Most mortgage lenders will negotiate a “forbearance agreement” with you after you file a Chapter 7 case, allowing you to stay in your home and to catch up on your mortgage arrearage by paying a certain amount extra per month. How much time you will have to get current on your mortgage depends on your lender’s practices, your payment history with that lender, and other related factors.

Considering the benefit of getting to your fresh start in a year or so, instead of three to five years, be sure to carefully discuss with your attorney whether solving your mortgage arrearage problem through Chapter 7 looks feasible.
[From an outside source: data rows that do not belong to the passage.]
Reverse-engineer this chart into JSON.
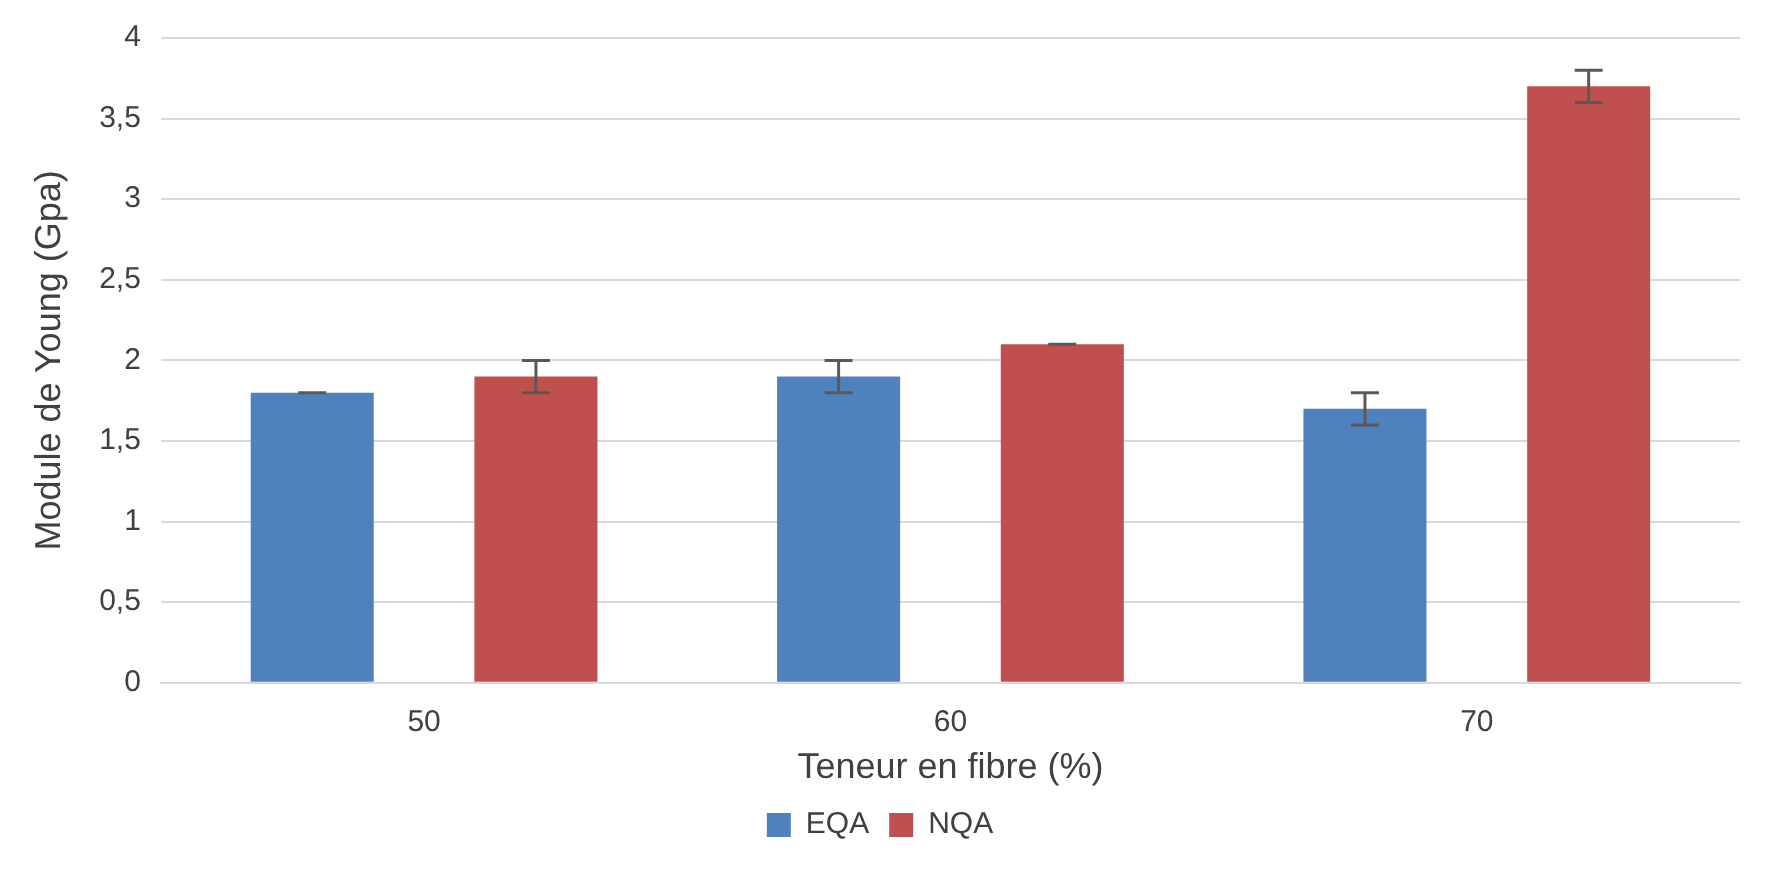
{
  "chart_data": {
    "type": "bar",
    "xlabel": "Teneur en fibre (%)",
    "ylabel": "Module de Young (Gpa)",
    "categories": [
      "50",
      "60",
      "70"
    ],
    "series": [
      {
        "name": "EQA",
        "color": "#4f81bd",
        "values": [
          1.8,
          1.9,
          1.7
        ],
        "errors": [
          0,
          0.1,
          0.1
        ]
      },
      {
        "name": "NQA",
        "color": "#c0504d",
        "values": [
          1.9,
          2.1,
          3.7
        ],
        "errors": [
          0.1,
          0,
          0.1
        ]
      }
    ],
    "ylim": [
      0,
      4
    ],
    "yticks": [
      0,
      {
        "value": 0.5,
        "label": "0,5"
      },
      1,
      {
        "value": 1.5,
        "label": "1,5"
      },
      2,
      {
        "value": 2.5,
        "label": "2,5"
      },
      3,
      {
        "value": 3.5,
        "label": "3,5"
      },
      4
    ],
    "grid": "y",
    "legend": "bottom"
  }
}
Of course also look at all the other advantages and disadvantages of these two options in light of all the rest of your financial circumstances.

Consider Chapter 7 When Chapter 13 Will Not Likely Do Enough

As powerful as Chapter 13 can be, it has its own limitations regarding home debts. For example, it does not have the ability to reduce your first mortgage payment or mortgage balance. It can’t reduce your annual property taxes or discharge (legally write off) any property taxes.  And if you subsequently cannot maintain the payments you agree to in your Chapter 13 plan, you could very well lose the protection against foreclosure and other collection efforts against you.

Especially if your home is under water—you owe on it more than it’s worth—try to think practically about whether the effort to keep the property will be worth the effort. Even if you do have some equity in the property, if you are really going way out on a limb to catch up on the mortgage arrearage and other debts related to the home, carefully consider whether you will really be able to pay what you are arranging to pay. If you pay a bunch of extra money over the course of a year or two only to not be able to maintain the necessary payments and lose the home, you could waste a lot of your time, money, and effort.

As you honestly discuss with your attorney your financial goals, consider whether filing a Chapter 7  case and letting your house go would actually be a better way to meet your (and your family’s) real needs. Chapter 13 should not be a last-ditch long-shot. Be honest with yourself that you may be trying to hang onto a house that you won’t be able to even with all the help that Chapter 13 can provide.